If we continue to think of these men who carry out these crimes as dark looming, all powerful figures, we dissect them out from the the life around us and no longer make the connection that the crimes these men perpetrate don’t just start at the top. They merely end up there. We consequently fail to notice how the culture of their behaviour persists in the world around us, and don’t recognise that the creepy manager working at that restaurant, dating front of house staff half his age, is still a man using his position of power to gain something from an individual who doesn’t have as much power. Are those relationships ever equal?

Therefore, by humanising Mitch Kessler, by seeing how this man reacts to his disgraced position, we are reminded that this man is just that – a man. He is not this all powerful figure, he is merely another human being who has made a series of choices. Or rather, a larger than life personality who has not only the audacity but the overwhelming arrogance to think that they can conduct themselves in this way and get away with it. It’s about time we call that out for what it is.

Once you do, you strip his power away. We realise that we do in fact have a say in the world around us. We can in fact make positive changes if we truly want to, if we come together and say it loud enough. If we stop excusing this behaviour as ‘oh that’s just how he is’ or ‘yeah he’s a bit handsy, but he’s mostly harmless’. What transpires is a series of scenes where we are ultimately watching a man lose his privilege. To be completely honest, it is extremely satisfying to watch. 

It’s no real surprise at this point that such an expertly crafted show was produced by Reese Witherspoon’s acclaimed production Company, Hello Sunshine. In a market saturated with content that is created by men – 77% of shows having no female creators to be precise – it is gratifying to know that some of the most successful programming has come from women. It’s maybe why her other successful series Big Little Lies, won nearly the same number of awards as Game of Thrones, even though Game of Thrones had 6 more seasons than Big Little Lies.  These results could maybe serve as yet another reminder that television may register more with its viewers if we continue to allow this kind of representative content to be made. 

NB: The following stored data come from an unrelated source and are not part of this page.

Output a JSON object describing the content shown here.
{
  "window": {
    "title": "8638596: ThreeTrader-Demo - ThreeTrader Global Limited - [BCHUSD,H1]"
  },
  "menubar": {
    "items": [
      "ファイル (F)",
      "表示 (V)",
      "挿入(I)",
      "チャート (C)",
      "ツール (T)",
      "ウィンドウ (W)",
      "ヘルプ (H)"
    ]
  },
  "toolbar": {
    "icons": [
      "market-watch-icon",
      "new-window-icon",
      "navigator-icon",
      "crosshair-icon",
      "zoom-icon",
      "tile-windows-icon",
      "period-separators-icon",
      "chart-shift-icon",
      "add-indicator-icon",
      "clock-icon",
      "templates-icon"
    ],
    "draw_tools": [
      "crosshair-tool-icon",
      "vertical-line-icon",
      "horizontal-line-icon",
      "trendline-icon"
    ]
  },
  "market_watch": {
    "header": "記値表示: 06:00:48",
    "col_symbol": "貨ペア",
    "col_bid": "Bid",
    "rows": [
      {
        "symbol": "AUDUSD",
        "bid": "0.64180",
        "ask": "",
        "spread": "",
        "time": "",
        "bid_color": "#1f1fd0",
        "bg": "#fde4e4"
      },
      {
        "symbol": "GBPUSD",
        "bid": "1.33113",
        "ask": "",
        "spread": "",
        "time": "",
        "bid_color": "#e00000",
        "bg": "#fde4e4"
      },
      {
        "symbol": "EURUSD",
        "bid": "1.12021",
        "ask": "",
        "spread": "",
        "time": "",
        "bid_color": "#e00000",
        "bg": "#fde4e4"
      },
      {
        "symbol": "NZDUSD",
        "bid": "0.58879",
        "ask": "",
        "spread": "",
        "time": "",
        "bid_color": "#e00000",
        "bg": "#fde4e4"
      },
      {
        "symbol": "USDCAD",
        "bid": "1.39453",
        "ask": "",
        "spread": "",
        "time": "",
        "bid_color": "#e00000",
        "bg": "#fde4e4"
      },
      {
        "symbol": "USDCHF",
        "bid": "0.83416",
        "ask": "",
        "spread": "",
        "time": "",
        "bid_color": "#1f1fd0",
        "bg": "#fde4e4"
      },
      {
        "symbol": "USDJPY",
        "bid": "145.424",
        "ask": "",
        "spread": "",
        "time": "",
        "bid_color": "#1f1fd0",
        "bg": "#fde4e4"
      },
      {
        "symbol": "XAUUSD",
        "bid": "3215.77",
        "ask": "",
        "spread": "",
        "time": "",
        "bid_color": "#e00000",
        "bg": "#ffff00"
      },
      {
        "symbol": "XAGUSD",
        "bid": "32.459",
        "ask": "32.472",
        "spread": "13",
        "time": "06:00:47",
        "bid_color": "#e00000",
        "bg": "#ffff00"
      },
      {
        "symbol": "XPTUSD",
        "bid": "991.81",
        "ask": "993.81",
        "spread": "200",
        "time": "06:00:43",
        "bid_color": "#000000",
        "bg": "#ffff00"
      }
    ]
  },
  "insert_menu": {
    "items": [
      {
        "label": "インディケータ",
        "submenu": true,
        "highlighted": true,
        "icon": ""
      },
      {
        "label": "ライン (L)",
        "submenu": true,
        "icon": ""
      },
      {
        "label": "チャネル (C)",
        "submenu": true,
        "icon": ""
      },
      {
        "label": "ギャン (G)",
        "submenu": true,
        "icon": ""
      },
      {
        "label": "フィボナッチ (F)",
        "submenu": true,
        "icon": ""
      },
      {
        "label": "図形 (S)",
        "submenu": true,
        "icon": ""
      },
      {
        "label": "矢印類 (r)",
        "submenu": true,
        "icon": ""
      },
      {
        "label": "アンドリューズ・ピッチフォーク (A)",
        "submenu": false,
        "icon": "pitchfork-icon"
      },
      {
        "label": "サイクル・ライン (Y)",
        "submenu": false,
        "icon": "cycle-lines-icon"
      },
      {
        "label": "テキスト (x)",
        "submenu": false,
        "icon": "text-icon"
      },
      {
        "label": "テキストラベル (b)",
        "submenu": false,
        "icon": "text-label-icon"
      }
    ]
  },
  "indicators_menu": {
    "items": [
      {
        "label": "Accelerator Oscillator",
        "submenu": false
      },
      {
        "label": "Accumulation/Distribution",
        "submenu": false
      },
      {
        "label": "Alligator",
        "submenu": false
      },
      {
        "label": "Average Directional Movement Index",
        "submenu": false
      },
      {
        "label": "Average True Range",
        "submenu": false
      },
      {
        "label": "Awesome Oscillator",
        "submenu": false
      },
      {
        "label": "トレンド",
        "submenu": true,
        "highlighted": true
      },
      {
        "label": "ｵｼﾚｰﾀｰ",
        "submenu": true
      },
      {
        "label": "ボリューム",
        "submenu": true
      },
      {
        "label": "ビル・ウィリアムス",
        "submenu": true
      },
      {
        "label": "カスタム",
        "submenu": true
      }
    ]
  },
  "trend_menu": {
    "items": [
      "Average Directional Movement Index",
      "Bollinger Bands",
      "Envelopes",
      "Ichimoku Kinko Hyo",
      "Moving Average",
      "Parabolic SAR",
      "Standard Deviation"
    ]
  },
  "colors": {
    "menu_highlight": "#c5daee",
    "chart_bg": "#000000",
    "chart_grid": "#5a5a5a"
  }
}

The point is, this show is important now. According to the New York Times, 201 powerful men have been brought down by #MeToo. They found that nearly half of their replacements were women. Despite this though, instances where accused men remain at the top persist, Brett Kavanagh being a particularly disappointing example. It can be all too easy to feel powerless. And that may well be an extremely valid feeling given how prosecuted rape cases continue to drop, with The Independant finding that a mere 1.7% of rapes are prosecuted in England and Wales with one major reason being poor investigative work. Despite our society feeling continually progressive it seems that when we scrutinise the figures, that may not be the case. It is disappointing, scary and extremely frustrating. But that is why  The Morning Show is important right now. It stands as a small slice of relief. It will make you feel powerful for a brief moment. And that is a feeling worth seeking out, especially in our current climate.